The con worked well, but Eyraud was a greedy man. One of Bompard’s clients was Toussaint-Augustin Gouffé, who had foolishly let her know that he kept large sums of money in his office. Eyraud, Goron’s spy reported, had decided to kill Gouffé and take the money.
Despite massive newspaper coverage and the fact that photos of the pair were sent to police throughout Europe and North America, they managed to keep one step ahead of the law. They reached San Francisco, where Bompard met another man who fell for her charms. She ran off with the American after telling
him that Eyraud planned to kill her. Jealous, Eyraud pursued the pair, tracking them from city to city.

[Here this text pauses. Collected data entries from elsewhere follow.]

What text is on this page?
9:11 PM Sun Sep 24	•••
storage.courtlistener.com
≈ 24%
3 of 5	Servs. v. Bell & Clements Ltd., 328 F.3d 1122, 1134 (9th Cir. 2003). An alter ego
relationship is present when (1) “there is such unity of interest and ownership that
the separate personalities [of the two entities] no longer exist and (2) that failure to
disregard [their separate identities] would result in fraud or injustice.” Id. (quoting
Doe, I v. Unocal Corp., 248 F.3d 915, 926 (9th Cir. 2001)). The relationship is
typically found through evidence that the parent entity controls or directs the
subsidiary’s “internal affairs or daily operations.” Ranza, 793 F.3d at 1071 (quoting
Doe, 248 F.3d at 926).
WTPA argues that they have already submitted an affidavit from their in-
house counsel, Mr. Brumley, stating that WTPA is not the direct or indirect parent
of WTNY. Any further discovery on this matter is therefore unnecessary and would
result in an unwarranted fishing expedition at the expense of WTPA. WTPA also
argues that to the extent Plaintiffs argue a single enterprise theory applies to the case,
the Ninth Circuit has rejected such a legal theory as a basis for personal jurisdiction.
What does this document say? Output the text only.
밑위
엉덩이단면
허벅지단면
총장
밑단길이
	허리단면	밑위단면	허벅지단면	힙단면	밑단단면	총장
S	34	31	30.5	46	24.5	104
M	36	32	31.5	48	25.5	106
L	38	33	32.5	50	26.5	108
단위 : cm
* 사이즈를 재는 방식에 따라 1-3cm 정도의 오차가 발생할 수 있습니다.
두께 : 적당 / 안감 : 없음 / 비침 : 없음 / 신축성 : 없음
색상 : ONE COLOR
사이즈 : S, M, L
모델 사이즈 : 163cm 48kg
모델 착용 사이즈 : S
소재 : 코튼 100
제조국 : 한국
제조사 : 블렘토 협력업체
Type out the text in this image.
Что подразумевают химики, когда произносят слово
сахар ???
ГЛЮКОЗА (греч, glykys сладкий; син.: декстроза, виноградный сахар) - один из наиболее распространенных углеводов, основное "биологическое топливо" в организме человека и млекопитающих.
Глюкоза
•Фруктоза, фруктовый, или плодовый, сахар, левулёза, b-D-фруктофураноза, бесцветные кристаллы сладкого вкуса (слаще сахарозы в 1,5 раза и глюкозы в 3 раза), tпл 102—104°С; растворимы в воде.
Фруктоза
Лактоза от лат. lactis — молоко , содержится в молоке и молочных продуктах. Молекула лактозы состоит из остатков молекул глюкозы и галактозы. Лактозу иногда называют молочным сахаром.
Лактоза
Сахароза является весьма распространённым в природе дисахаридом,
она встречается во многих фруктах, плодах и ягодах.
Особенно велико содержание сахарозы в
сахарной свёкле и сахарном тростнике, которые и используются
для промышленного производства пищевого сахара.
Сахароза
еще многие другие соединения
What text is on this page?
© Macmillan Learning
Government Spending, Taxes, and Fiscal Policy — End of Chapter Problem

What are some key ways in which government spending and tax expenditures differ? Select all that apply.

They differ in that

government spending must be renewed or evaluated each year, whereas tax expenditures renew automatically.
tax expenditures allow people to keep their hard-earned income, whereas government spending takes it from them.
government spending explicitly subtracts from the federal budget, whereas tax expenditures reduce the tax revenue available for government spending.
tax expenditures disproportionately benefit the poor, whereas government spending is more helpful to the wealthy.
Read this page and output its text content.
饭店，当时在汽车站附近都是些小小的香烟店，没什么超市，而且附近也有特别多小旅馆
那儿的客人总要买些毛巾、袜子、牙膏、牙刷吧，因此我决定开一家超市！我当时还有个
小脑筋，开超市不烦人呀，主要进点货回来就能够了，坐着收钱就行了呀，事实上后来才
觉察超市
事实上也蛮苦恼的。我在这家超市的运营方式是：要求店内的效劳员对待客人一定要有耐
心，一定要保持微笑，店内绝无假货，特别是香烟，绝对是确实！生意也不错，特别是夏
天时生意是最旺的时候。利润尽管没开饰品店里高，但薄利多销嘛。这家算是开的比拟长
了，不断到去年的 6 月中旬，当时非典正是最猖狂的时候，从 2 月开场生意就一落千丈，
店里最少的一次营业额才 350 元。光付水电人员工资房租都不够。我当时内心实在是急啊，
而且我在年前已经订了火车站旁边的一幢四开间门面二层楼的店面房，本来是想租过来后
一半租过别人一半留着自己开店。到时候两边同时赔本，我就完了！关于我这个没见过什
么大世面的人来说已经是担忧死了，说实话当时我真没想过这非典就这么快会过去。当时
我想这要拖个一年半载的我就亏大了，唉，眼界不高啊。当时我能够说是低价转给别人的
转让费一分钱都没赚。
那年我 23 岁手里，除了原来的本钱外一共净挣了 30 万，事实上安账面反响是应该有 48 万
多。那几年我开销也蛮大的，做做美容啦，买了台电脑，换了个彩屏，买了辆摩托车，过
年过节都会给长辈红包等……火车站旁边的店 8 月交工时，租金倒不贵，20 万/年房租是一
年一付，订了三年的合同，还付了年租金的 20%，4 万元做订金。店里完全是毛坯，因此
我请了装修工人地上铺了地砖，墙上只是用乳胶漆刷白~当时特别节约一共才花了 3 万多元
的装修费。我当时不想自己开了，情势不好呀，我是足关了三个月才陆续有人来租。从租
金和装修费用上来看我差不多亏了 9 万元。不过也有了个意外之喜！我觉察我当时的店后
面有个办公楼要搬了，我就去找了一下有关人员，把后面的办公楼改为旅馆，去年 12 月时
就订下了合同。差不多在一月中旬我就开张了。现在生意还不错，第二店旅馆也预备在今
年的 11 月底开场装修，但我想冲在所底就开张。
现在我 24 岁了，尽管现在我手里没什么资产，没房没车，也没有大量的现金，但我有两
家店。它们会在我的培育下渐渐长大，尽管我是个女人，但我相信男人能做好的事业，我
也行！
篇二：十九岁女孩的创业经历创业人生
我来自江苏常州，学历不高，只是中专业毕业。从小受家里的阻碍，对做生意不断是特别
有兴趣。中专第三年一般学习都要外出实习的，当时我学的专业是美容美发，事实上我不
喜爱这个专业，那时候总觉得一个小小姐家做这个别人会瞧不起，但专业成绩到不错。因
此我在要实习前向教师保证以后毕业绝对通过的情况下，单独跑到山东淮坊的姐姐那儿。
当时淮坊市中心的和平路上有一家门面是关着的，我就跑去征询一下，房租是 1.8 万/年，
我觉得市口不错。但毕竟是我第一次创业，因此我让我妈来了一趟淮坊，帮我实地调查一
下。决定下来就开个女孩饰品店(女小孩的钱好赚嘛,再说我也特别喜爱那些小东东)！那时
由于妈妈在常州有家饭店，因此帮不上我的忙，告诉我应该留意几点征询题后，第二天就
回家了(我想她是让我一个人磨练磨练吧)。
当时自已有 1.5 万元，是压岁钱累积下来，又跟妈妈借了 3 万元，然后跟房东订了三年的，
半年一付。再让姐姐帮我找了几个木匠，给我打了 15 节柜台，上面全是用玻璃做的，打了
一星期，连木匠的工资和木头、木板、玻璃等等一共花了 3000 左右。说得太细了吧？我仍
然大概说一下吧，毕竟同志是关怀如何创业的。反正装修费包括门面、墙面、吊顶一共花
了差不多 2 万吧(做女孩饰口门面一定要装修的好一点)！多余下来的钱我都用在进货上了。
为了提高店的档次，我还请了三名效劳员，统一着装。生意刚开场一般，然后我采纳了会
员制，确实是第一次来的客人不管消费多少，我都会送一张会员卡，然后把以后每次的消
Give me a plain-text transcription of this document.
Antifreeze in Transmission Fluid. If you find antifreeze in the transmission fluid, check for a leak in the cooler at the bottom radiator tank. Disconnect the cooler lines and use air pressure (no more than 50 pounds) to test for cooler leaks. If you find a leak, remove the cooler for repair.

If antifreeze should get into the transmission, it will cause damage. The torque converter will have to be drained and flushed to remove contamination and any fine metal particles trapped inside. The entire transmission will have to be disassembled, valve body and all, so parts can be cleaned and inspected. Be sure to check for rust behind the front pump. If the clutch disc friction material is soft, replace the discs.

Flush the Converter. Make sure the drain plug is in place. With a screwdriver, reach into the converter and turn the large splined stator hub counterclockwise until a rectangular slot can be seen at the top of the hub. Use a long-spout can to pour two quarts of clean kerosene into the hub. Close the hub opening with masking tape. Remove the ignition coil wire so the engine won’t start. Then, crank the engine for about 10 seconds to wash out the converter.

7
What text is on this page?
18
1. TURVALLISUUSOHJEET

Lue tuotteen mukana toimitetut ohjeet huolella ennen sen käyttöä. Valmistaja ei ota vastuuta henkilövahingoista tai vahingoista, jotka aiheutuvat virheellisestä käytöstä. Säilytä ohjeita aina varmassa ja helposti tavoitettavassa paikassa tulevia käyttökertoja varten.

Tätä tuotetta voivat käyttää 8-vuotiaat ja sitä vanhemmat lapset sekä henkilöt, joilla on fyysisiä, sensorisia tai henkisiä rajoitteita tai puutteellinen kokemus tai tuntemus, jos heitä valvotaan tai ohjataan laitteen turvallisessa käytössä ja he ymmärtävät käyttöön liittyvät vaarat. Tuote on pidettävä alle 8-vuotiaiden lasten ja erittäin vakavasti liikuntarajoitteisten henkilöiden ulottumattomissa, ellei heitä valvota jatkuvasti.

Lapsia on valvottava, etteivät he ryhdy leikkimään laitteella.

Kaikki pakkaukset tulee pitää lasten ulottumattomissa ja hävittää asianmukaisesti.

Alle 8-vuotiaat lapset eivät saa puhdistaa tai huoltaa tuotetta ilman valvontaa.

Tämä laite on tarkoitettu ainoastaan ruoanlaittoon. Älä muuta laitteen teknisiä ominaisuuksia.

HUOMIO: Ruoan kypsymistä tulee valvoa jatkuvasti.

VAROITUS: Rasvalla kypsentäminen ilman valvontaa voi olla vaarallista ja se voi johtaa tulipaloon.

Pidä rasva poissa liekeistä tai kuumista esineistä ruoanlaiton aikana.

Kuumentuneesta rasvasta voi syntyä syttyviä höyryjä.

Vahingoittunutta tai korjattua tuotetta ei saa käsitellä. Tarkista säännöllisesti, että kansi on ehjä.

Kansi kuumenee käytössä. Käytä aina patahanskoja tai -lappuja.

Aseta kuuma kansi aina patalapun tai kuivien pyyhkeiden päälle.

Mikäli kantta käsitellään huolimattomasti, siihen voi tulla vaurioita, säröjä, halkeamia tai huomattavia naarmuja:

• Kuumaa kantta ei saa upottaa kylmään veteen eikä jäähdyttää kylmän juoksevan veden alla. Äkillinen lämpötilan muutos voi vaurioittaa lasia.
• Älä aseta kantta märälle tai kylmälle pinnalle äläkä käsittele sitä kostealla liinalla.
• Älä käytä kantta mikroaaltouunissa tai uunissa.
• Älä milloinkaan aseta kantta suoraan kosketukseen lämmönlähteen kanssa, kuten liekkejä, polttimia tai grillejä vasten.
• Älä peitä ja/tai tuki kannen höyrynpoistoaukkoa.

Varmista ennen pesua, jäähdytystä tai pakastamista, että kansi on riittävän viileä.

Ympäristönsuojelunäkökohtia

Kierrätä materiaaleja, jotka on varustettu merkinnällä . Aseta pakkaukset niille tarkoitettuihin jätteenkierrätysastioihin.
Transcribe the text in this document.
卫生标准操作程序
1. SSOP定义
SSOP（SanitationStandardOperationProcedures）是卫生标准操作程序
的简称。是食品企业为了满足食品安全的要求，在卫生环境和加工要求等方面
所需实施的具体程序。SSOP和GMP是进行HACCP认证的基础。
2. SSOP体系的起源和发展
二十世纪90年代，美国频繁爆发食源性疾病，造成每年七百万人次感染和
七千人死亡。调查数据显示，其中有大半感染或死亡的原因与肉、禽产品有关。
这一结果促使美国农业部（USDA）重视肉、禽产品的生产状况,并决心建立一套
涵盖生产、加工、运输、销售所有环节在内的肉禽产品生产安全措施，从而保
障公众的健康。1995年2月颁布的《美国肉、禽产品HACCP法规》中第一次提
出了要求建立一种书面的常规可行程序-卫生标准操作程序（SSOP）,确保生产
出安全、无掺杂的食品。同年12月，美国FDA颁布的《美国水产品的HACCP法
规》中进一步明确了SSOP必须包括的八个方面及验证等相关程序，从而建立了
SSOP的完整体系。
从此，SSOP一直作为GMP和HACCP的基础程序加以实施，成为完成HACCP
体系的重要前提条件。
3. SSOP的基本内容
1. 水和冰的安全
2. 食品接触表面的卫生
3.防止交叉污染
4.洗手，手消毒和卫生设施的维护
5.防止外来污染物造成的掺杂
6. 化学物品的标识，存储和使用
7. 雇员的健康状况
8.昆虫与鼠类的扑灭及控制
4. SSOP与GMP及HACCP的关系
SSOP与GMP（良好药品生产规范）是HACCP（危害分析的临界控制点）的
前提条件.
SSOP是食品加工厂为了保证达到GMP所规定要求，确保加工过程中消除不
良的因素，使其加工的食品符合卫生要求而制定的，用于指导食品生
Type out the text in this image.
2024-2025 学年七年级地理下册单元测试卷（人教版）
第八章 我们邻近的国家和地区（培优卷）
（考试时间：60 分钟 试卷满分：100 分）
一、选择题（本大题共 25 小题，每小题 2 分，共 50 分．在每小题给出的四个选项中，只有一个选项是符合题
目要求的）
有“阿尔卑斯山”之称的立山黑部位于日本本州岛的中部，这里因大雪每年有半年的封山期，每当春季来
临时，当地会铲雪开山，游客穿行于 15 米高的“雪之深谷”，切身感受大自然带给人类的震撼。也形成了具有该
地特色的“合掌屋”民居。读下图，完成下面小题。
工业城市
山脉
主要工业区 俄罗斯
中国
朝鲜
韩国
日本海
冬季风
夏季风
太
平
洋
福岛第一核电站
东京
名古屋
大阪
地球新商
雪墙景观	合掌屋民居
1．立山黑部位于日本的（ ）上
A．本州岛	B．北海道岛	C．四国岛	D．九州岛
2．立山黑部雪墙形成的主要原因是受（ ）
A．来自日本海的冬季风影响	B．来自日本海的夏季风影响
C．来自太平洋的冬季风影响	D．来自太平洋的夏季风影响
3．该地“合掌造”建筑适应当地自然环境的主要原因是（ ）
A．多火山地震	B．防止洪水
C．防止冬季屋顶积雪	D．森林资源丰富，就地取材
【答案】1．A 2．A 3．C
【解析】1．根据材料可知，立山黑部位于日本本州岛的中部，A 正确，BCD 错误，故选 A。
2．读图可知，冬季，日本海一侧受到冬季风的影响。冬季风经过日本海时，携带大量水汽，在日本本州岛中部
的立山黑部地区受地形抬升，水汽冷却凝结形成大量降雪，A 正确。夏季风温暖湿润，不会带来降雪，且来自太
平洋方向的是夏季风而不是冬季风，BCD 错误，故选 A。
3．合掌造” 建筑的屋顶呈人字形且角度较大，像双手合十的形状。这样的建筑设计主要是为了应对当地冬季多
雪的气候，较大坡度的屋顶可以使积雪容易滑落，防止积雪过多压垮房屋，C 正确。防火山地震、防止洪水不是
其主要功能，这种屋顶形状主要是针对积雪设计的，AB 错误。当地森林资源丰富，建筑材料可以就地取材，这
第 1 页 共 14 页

It was not until January 1890 that Goron firmly connected with the culprits — not through detective skills, but by sheer luck. A resentful Eyraud sent him a letter, protesting his innocence and putting all the blame on “that serpent Gabrielle,” whom he accused of the murder. “The great trouble with her,” he wrote, “is that she is such a liar and also has a dozen lovers after her.” 40
Even more astonishingly, a few days later, Gabrielle Bompard herself appeared in Goron’s office. Small, delicate, and well-dressed, she was accompanied by her new lover, who believed that she had been victimized by Eyraud. She told a racy story of greed, sex, and murder. Gouffé had been killed during an assignation at a room on the rue Tronson du Coudray south of the boulevard Haussmann. Bompard admitted that she had lured him there, but claimed that she had not been directly involved in the murder and did not know that Eyraud planned to kill the bailiff. Nevertheless, she was placed under arrest.
After Bertillon took her facial and body measurements for identification purposes, Bompard was subjected to “Monsieur Goron’s cookshop” treatment — being kept hungry and questioned day and night. Female police spies were placed in her cell to win her confidence. Eventually, she was taken to the crime scene, where the concierge immediately recognized her, causing Bompard to confess.
Bompard explained that she had brought Gouffé to her room on July 26, 1889. While she was getting him ready for a lovemaking session, she playfully tied the cord of her dressing gown around his neck. Eyraud, hiding behind a curtain, sprang into action. Using a series of pulleys he had set up earlier, he yanked the hapless victim into the air, but when the cord broke, Eyraud finished him off, strangling Gouffé with his hands.